Not sure where to put this.......citizen buys, takes apart into sections and reassembles in his back yard, Basically four "wall" sections, with one being the climbing face on the outside of it. Maybe 144 s.f. footprint, 13'-14' in height. No piers. foundation of any sort, sits on CMU's around the perimeter, it's weight is the only hold down. No roof........

Permit required? Playground equipment, or structure?


----------



## Mule

Re: Climbing Wall

First thought no.....doesn't meet the 120 sq ft of roof area.........or 200 in 2009.


----------



## brudgers

Re: Climbing Wall

As a code official, if you have to ask if a permit is required, it probably isn't.


----------



## mtlogcabin

Re: Climbing Wall



> As a code official, if you have to ask if a permit is required, it probably isn't


I will agree a permit is probably not required however at 13 ft tall I would suggest it be anchored down to resist the wind loads in your area.


----------



## fatboy

Re: Climbing Wall

I didn't think it needed a permit either, nobody in my shop did, we considered it playground equipment. Not really any different from a multi-level swingset/slide/rings/monkey bars setup.

I was asked by the Planning/Code Enforcement offices to do some opinion gathering, to get an idea.

Others?


----------



## pwood

Re: Climbing Wall

playground set, absolutely no permit or involvement. liability for this stuff not my thing!


----------



## peach

Re: Climbing Wall

playground... dangerous, maybe.. but a playground... don't get involved and the owner is on his own if someone gets hurt..

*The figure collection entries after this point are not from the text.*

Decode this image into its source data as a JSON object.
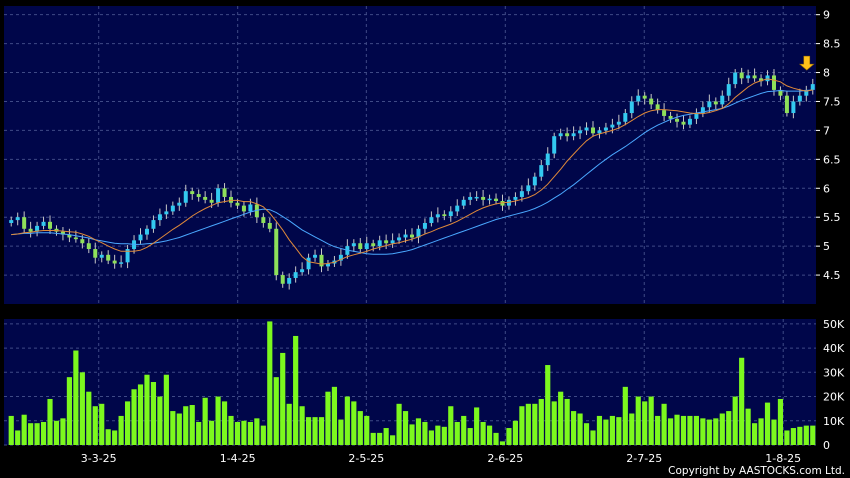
{
  "chart_data": [
    {
      "type": "candlestick",
      "panel": "price",
      "ylim": [
        4.0,
        9.15
      ],
      "y_ticks": [
        "4.5",
        "5",
        "5.5",
        "6",
        "6.5",
        "7",
        "7.5",
        "8",
        "8.5",
        "9"
      ],
      "grid": true,
      "colors": {
        "up": "#33c9f0",
        "down": "#8ee05a",
        "ma_short": "#e08a3a",
        "ma_long": "#4aa8ff",
        "background": "#00064a"
      },
      "close": [
        5.45,
        5.5,
        5.3,
        5.25,
        5.35,
        5.42,
        5.3,
        5.25,
        5.2,
        5.15,
        5.12,
        5.05,
        4.95,
        4.8,
        4.85,
        4.75,
        4.7,
        4.72,
        4.95,
        5.1,
        5.2,
        5.3,
        5.45,
        5.55,
        5.6,
        5.7,
        5.75,
        5.95,
        5.9,
        5.85,
        5.8,
        5.75,
        6.0,
        5.85,
        5.75,
        5.7,
        5.6,
        5.72,
        5.5,
        5.4,
        5.3,
        4.5,
        4.35,
        4.45,
        4.55,
        4.6,
        4.8,
        4.85,
        4.65,
        4.7,
        4.75,
        4.85,
        5.0,
        5.05,
        4.95,
        5.05,
        5.0,
        5.1,
        5.05,
        5.1,
        5.15,
        5.2,
        5.15,
        5.3,
        5.4,
        5.5,
        5.55,
        5.52,
        5.6,
        5.7,
        5.8,
        5.85,
        5.85,
        5.8,
        5.82,
        5.78,
        5.7,
        5.8,
        5.85,
        5.95,
        6.05,
        6.2,
        6.4,
        6.6,
        6.9,
        6.95,
        6.9,
        6.95,
        7.0,
        7.05,
        6.95,
        7.0,
        7.05,
        7.1,
        7.15,
        7.3,
        7.5,
        7.6,
        7.55,
        7.45,
        7.35,
        7.25,
        7.2,
        7.15,
        7.1,
        7.2,
        7.3,
        7.4,
        7.5,
        7.45,
        7.6,
        7.8,
        8.0,
        7.9,
        7.95,
        7.9,
        7.85,
        7.95,
        7.7,
        7.6,
        7.3,
        7.5,
        7.6,
        7.7,
        7.8
      ],
      "series": [
        {
          "name": "",
          "type": "line",
          "values": [
            5.2,
            5.21,
            5.23,
            5.24,
            5.26,
            5.27,
            5.27,
            5.27,
            5.26,
            5.25,
            5.24,
            5.21,
            5.17,
            5.11,
            5.06,
            5.0,
            4.95,
            4.91,
            4.91,
            4.91,
            4.93,
            4.98,
            5.05,
            5.13,
            5.21,
            5.29,
            5.36,
            5.44,
            5.52,
            5.59,
            5.65,
            5.7,
            5.75,
            5.77,
            5.79,
            5.79,
            5.77,
            5.77,
            5.73,
            5.68,
            5.57,
            5.43,
            5.28,
            5.11,
            4.97,
            4.82,
            4.73,
            4.71,
            4.69,
            4.7,
            4.72,
            4.77,
            4.82,
            4.85,
            4.88,
            4.91,
            4.95,
            4.98,
            5.01,
            5.04,
            5.06,
            5.09,
            5.12,
            5.16,
            5.21,
            5.25,
            5.3,
            5.34,
            5.38,
            5.43,
            5.49,
            5.55,
            5.61,
            5.66,
            5.7,
            5.73,
            5.75,
            5.76,
            5.78,
            5.81,
            5.84,
            5.89,
            5.97,
            6.07,
            6.2,
            6.33,
            6.47,
            6.59,
            6.71,
            6.82,
            6.9,
            6.94,
            6.97,
            7.0,
            7.04,
            7.1,
            7.17,
            7.24,
            7.3,
            7.34,
            7.36,
            7.36,
            7.35,
            7.34,
            7.32,
            7.3,
            7.29,
            7.29,
            7.31,
            7.34,
            7.38,
            7.46,
            7.57,
            7.66,
            7.75,
            7.82,
            7.86,
            7.89,
            7.87,
            7.84,
            7.77,
            7.73,
            7.7,
            7.68,
            7.7
          ]
        },
        {
          "name": "",
          "type": "line",
          "values": [
            5.2,
            5.21,
            5.22,
            5.22,
            5.23,
            5.23,
            5.23,
            5.22,
            5.21,
            5.2,
            5.18,
            5.16,
            5.14,
            5.11,
            5.09,
            5.07,
            5.05,
            5.04,
            5.04,
            5.03,
            5.03,
            5.04,
            5.05,
            5.07,
            5.09,
            5.12,
            5.15,
            5.19,
            5.23,
            5.27,
            5.31,
            5.35,
            5.39,
            5.43,
            5.47,
            5.51,
            5.55,
            5.59,
            5.62,
            5.64,
            5.63,
            5.58,
            5.51,
            5.44,
            5.36,
            5.28,
            5.22,
            5.16,
            5.1,
            5.04,
            4.99,
            4.96,
            4.93,
            4.91,
            4.89,
            4.87,
            4.86,
            4.86,
            4.86,
            4.87,
            4.89,
            4.91,
            4.94,
            4.98,
            5.02,
            5.06,
            5.1,
            5.14,
            5.18,
            5.22,
            5.26,
            5.3,
            5.34,
            5.38,
            5.42,
            5.46,
            5.49,
            5.52,
            5.55,
            5.58,
            5.61,
            5.65,
            5.7,
            5.76,
            5.83,
            5.9,
            5.98,
            6.06,
            6.15,
            6.24,
            6.33,
            6.42,
            6.5,
            6.58,
            6.65,
            6.72,
            6.8,
            6.88,
            6.96,
            7.03,
            7.09,
            7.14,
            7.19,
            7.23,
            7.26,
            7.28,
            7.3,
            7.32,
            7.34,
            7.36,
            7.38,
            7.42,
            7.47,
            7.52,
            7.56,
            7.6,
            7.64,
            7.67,
            7.68,
            7.69,
            7.68,
            7.68,
            7.68,
            7.69,
            7.7
          ]
        }
      ],
      "annotations": [
        {
          "type": "arrow-down",
          "color": "#ffc21a"
        }
      ]
    },
    {
      "type": "bar",
      "panel": "volume",
      "ylim": [
        0,
        52000
      ],
      "y_ticks": [
        "0",
        "10K",
        "20K",
        "30K",
        "40K",
        "50K"
      ],
      "x_ticks": [
        "3-3-25",
        "1-4-25",
        "2-5-25",
        "2-6-25",
        "2-7-25",
        "1-8-25"
      ],
      "grid": true,
      "color": "#7cf81e",
      "values": [
        12000,
        6000,
        12500,
        9000,
        9000,
        9500,
        19000,
        10000,
        11000,
        28000,
        39000,
        30000,
        22000,
        16000,
        17000,
        6500,
        6000,
        12000,
        18000,
        23000,
        25000,
        29000,
        26000,
        20000,
        29000,
        14000,
        13000,
        16000,
        16500,
        9500,
        19500,
        10000,
        20000,
        18000,
        12000,
        9500,
        10000,
        9500,
        11000,
        8000,
        51000,
        28000,
        38000,
        17000,
        45000,
        16000,
        11500,
        11500,
        11500,
        22000,
        24000,
        10500,
        20000,
        18000,
        14000,
        12000,
        5000,
        5000,
        7000,
        4000,
        17000,
        14000,
        8500,
        11000,
        9500,
        6000,
        8000,
        7500,
        16000,
        9500,
        12000,
        7000,
        15500,
        9500,
        8000,
        5000,
        1500,
        7000,
        10000,
        16000,
        17000,
        17000,
        19000,
        33000,
        18000,
        22000,
        19000,
        14000,
        13000,
        9000,
        6000,
        12000,
        10500,
        12000,
        11500,
        24000,
        13000,
        20000,
        18000,
        20000,
        12000,
        17000,
        11000,
        12500,
        12000,
        12000,
        12000,
        11000,
        10500,
        11000,
        13000,
        14000,
        20000,
        36000,
        15000,
        9000,
        11000,
        17500,
        10500,
        19000,
        6000,
        7000,
        7500,
        8000,
        8000
      ]
    }
  ],
  "footer": {
    "copyright": "Copyright by AASTOCKS.com Ltd."
  }
}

Involve yourself.. get structural calculations.. permit.. tiedowns...

your choice..


----------



## Inspector Gift

Re: Climbing Wall

I agree with Peach!  But check with your zoning code.  One of the jurisdictions that I worked had a height limit on playground equipment.    (FYI, I used to teach Rock Climbing and I have built two such walls prior to becoming a code official.  Oh, those were the fun days!)  :mrgreen:


----------



## cboboggs

Re: Climbing Wall

Playground equipment = No Permit Required.


----------